Esses traços, combinados com o cinismo científico e a percepção de ameaça, criam uma combinação perigosa. Pessoas com tais traços estão mais inclinadas a aprovar e até mesmo a participar de episódios de assédio, reforçando, assim, a urgência de intervenções que promovam empatia e compreensão.
Percepção de Ameaça: Uma Guerra Contra a Ciência?
A percepção de ameaça se mostrou o fator mais determinante para o assédio a cientistas. Indivíduos que veem a ciência como uma ameaça à sua segurança, valores culturais ou estabilidade econômica são significativamente mais propensos a justificar comportamentos hostis. Essa dinâmica inclui tanto ameaças reais quanto simbólicas.

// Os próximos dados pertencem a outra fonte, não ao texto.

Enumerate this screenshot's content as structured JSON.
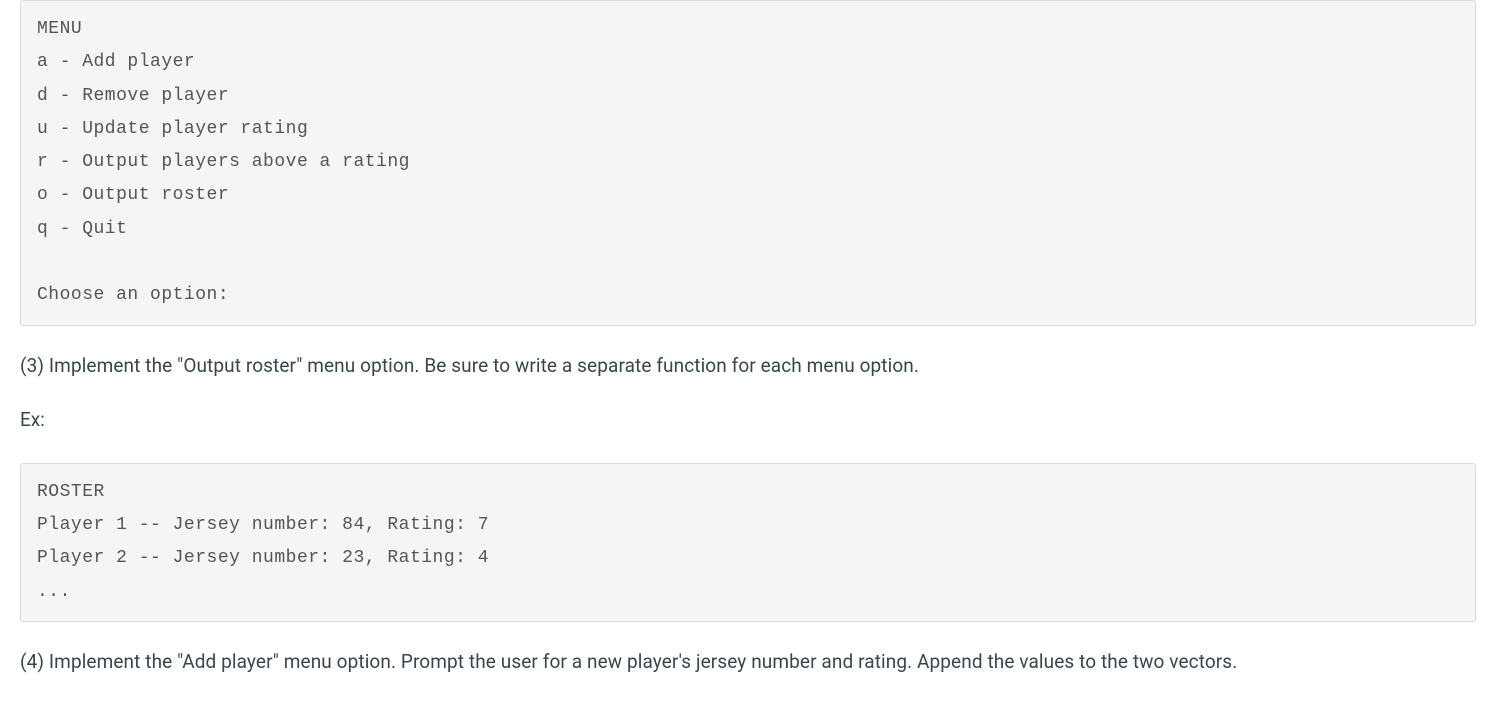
{
  "menu_block": {
    "title": "MENU",
    "options": [
      "a - Add player",
      "d - Remove player",
      "u - Update player rating",
      "r - Output players above a rating",
      "o - Output roster",
      "q - Quit"
    ],
    "prompt": "Choose an option:"
  },
  "instruction_3": "(3) Implement the \"Output roster\" menu option. Be sure to write a separate function for each menu option.",
  "ex_label": "Ex:",
  "roster_block": {
    "title": "ROSTER",
    "lines": [
      "Player 1 -- Jersey number: 84, Rating: 7",
      "Player 2 -- Jersey number: 23, Rating: 4",
      "..."
    ]
  },
  "instruction_4": "(4) Implement the \"Add player\" menu option. Prompt the user for a new player's jersey number and rating. Append the values to the two vectors."
}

Durante a pandemia, por exemplo, medidas como o uso de máscaras e o distanciamento social foram interpretadas por alguns como ataques às liberdades individuais. Essa visão polarizada transformou cientistas em inimigos do público, aumentando o risco de assédio. O medo de que a ciência substitua tradições culturais ou desafie crenças pessoais também contribui para a hostilidade.
Para enfrentar esse problema, é essencial compreender como essas percepções são formadas e disseminadas. Pois narrativas de desconfiança, alimentadas por discursos políticos e sociais, exacerbam a divisão entre cientistas e o público. Dessa forma, promover uma visão mais equilibrada e baseada em fatos pode ajudar a reduzir essas tensões.
Superando a Hostilidade: O Papel da Comunicação Científica no Assédio Contra Cientistas
Apesar dos desafios, é possível combater o assédio contra cientistas por meio de estratégias eficazes de comunicação e educação. Tornar a ciência acessível e compreensível para o público é um passo crucial. Isso inclui abordar mitos, destacar os benefícios do progresso científico e envolver comunidades locais no processo de pesquisa.
A ética da comunicação também é fundamental. Cientistas e instituições precisam adotar uma postura transparente e responsiva, capaz de construir confiança e combater a desinformação. Campanhas educativas que mostrem como a ciência impacta positivamente a sociedade podem ajudar a desfazer estigmas e reforçar a empatia.
Ademais, políticas públicas que promovam a inclusão social e reduzam desigualdades podem mitigar as condições que alimentam o cinismo e a hostilidade. Essa abordagem multidimensional é essencial para proteger a ciência e garantir que ela continue a servir como um pilar do progresso humano.